Changing tack somewhat, advances in computational neuroscience have uncovered a core set of standard, “canonical” neural computations. These computations are “combined and repeated across brain regions and modalities to apply similar operations to different problems” (Carandini 2015, p. 179). One example of a canonical computation, particularly in sensory systems, is “filtering.” This is a basic connectionist operation in which neurons perform a weighted sum on sensory inputs. The weights are called “receptive fields,” and the process is performed across the visual, auditory, somatosensory, and possibly motor systems—systems most of which we have seen are important and even crucial to language processing. Another canonical computation is “divisive normalization.” This involves dividing neuronal responses by a common factor; namely, the summed activity of a specific collection of neurons.

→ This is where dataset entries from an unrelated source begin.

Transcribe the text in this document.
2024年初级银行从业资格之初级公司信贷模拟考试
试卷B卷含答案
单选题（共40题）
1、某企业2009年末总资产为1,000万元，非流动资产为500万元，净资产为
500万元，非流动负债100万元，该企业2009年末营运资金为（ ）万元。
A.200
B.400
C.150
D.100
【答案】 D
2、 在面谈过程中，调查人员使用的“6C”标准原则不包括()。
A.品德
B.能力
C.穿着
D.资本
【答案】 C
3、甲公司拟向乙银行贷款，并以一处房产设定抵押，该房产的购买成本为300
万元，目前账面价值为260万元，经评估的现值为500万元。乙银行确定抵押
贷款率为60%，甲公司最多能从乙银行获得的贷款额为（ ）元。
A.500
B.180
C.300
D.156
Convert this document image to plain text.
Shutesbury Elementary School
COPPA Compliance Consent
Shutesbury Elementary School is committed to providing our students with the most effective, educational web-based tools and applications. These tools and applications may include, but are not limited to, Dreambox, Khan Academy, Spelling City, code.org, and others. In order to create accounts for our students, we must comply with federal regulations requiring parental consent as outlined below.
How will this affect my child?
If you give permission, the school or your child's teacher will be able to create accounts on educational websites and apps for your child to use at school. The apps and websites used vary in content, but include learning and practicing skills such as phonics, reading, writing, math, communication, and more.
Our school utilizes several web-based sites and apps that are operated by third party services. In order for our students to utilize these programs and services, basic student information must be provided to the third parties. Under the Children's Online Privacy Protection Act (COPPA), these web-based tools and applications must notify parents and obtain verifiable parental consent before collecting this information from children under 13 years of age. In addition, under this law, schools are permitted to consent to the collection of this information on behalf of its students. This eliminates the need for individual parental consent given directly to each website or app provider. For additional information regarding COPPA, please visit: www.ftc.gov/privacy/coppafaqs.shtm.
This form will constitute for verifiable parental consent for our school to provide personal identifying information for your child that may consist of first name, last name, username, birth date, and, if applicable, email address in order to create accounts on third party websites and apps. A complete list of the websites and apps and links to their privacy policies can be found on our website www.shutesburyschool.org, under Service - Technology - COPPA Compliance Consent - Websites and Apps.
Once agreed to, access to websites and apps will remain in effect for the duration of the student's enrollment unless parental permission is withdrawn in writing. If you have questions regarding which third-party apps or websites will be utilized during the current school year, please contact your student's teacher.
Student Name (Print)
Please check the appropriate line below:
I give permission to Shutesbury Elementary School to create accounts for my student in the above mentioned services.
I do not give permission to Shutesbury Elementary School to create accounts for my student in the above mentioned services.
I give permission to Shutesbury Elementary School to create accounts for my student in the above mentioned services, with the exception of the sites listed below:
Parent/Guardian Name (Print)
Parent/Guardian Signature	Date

The process is considered important to operations as varied as “the representation of odours, the deployment of visual attention, the encoding of value, and the integration of multisensory information” (Carandini 2015, p. 180). Other examples would include predictive coding, which has certainly received its fair share of attention in recent years (Clark 2013), as well as “exponentiation, recurrent amplification, associative learning rules, cognitive maps, coincidence detection, top-down gain changes, population vectors, and constrained trajectories in dynamical systems” (Carandini 2015, p. 180). What all this shows is that, at levels of explanation not too far down—we are still at the “algorithmic” level here, not quite yet at the circuit or cell level—there are fundamental computations intrinsic to the functioning of the brain that cut across various modalities, very probably including language. Cognitive operations thus look set to share many of their underlying computations with other domains, even with domains whose physical resources they do not actually share.

While we are on the topic, it might be good to mention Spaun again (the brain simulation we met in Chapter 3). Spaun makes a different point, one I have been at pains to make in this section, this chapter, and indeed throughout the whole book. Spaun has been successful in showing that a computer can employ fully domain-general learning principles, for Spaun reuses the same circuits to accomplish very different functions (cf. Pinker 1994). As I explained in Chapter 3, most machines are good at doing just one thing (playing chess, solving equations, etc.). Spaun is unique both in the variety of the tasks it can perform and in its ability to learn new tasks using the same set of circuits. It is the first major step in answering an important challenge leveled by evolutionary psychologists and other proponents of traditional forms of modularity who for many years said that such a machine could not be designed (virtually on a priori grounds!). Well, Spaun is a machine that functions entirely by domain-general principles. (Quod erat demonstrandum.)